Referring to several extensive and protracted flood events in 2005, 2007 and 2009 Paul said: “After 2009, there was more money made available by DEFRA, which helped provide some extra assets. But since 2013, there has been no definitive funding for the Fire and Rescue Service for flood response management.”
Just how crucial being prepared in the event of severe flooding incidents is was highlighted by Paul in his overview of the December 2013 to February 2014 events. He said: “The flood response national asset register currently has 115 specialist teams. That’s probably not enough if there were, for example, a storm surge in the North Sea. The last time that happened was in 1953, and risk assessment planning is still based on that. There are also 36 subject-matter advisors but wide-area floods are still not something most fire and rescue services can deal with alone.”
He went on to explain: “In December 2013, the largest tidal surge for 60 years had been predicted. Then, in January 2014, the south of England experienced the wettest weather since records began. Ground-water levels were absolutely saturated. The response to all of this was the deployment of a significant number of assets, and there was a certain amount of politicking involved. Overall, this was a three-month period that severely tested a national capability that is underfunded. Most fire and rescue services around the country had to call on assistance from national capability.”
For example, in response to the east coast tidal surge, 24 high-volume pumps (HVPs) were deployed, as were 39 flood rescue teams made up of some 400 personnel from fire and rescue services and non-governmental organisations. Four strategic holding areas were also set up. Said Paul: “There were a lot of pre-emptive evacuations, as well as pre-deployment of HVPs to the likes of sub-stations and water pumping sites.”
The humanitarian element is also always to the fore. In the Somerset Levels, fire services and NGOs intervened to help a significant number of isolated communities. “In this case,” Paul explained, “once the media and ministers became involved, the issue was escalated up to Prime Minister’s Questions, and then the military were brought in to help.”
This then led to some degree of conflict between where and how to deploy assets where they were most needed. There was huge demand on resources as more areas became affected as February wore on. To cope with this, Paul explained how a map was drawn up “to status-mark assets and where they were. This really helped us manage availability and deployment – drawing from unaffected areas to badly-hit ones.”
The role of the National Resilience Assurance Team in all of this was, said Paul, included providing support for the National Council Advisory Framework locations, reporting to the Chief Fire Officers’ Association and ministers, and providing tactical-advisor support for flood rescue and response.

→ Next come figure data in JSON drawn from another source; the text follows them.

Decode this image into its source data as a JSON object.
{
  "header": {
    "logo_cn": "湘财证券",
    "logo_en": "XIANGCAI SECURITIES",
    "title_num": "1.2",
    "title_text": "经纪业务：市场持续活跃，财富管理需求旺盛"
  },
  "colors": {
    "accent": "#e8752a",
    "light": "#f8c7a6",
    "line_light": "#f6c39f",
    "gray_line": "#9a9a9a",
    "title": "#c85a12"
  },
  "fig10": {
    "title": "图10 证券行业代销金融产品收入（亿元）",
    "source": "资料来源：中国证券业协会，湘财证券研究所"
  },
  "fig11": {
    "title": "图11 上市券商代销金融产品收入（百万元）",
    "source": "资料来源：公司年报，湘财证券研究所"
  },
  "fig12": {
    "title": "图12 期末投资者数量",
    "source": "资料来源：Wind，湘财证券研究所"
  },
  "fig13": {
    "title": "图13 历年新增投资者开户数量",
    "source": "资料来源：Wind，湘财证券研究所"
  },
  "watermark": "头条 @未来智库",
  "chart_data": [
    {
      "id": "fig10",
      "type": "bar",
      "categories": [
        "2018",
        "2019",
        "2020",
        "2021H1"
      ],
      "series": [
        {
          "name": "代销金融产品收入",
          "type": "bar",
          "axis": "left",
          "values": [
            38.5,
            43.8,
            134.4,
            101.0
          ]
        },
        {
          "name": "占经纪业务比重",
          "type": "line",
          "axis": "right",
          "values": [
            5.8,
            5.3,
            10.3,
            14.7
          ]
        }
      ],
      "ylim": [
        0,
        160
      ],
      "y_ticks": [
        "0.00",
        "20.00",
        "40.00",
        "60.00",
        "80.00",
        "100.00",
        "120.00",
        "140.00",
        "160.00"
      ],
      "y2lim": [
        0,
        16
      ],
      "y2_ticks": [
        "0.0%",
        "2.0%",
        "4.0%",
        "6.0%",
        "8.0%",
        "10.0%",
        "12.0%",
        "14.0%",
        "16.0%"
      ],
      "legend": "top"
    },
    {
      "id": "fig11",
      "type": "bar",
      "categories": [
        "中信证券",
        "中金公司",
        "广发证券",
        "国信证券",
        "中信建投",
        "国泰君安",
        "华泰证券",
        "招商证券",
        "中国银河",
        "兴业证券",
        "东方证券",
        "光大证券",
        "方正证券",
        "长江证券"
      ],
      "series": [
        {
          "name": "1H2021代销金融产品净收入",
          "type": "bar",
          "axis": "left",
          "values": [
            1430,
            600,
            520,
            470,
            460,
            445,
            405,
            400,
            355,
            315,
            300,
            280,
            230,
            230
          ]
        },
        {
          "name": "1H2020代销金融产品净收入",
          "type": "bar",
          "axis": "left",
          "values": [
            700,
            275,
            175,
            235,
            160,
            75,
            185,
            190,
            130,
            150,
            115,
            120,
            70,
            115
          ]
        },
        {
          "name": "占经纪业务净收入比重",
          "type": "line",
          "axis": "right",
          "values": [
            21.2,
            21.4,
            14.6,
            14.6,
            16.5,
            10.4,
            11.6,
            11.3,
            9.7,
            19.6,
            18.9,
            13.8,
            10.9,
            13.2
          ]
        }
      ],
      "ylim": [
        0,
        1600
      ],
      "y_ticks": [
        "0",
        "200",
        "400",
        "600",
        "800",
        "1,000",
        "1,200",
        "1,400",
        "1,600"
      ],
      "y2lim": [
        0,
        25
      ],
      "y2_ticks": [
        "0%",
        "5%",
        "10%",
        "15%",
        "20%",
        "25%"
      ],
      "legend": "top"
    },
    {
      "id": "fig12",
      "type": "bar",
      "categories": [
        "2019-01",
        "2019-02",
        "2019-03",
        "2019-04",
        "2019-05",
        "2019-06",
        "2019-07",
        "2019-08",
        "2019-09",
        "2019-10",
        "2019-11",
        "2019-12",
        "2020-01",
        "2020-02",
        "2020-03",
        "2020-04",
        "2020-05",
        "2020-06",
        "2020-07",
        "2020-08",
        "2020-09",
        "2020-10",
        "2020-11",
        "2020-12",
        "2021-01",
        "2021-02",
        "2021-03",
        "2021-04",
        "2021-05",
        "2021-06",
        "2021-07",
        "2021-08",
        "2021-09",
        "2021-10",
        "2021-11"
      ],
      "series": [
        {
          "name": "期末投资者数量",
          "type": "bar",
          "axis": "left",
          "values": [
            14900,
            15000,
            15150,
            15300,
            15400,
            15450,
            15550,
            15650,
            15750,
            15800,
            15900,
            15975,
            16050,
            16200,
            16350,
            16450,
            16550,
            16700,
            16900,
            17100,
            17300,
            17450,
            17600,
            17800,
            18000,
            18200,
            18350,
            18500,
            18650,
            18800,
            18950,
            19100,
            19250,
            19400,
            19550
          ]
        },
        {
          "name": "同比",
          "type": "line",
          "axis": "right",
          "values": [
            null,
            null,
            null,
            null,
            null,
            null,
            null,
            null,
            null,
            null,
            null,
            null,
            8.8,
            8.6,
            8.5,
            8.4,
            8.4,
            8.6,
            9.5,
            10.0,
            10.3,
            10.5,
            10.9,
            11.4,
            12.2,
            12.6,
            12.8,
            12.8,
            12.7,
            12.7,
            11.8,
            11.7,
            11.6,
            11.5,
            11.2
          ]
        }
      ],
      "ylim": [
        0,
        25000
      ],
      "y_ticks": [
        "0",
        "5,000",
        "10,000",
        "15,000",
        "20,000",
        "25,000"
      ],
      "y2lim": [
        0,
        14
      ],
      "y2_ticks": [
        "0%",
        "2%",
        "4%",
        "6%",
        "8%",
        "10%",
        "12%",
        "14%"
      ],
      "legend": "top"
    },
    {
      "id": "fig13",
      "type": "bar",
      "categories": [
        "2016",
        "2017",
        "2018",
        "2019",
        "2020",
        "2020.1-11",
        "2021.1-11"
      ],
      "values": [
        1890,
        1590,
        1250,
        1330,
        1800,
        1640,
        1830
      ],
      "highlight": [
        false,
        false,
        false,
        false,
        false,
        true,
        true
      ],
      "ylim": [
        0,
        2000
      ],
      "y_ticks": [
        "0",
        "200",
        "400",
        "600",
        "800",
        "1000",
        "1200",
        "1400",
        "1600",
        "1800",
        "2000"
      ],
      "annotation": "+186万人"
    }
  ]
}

“The experience of this period has fed into how we will manage these events in the future,” Paul concluded. “But as a sector, we need more support from DEFRA in the form of more funding. There needs to be better management of the national asset register, as well as further development of the tactical-adviser capability. Really, the challenge of managing between the different government departments – DEFRA and the Home Office – cannot be emphasised enough.”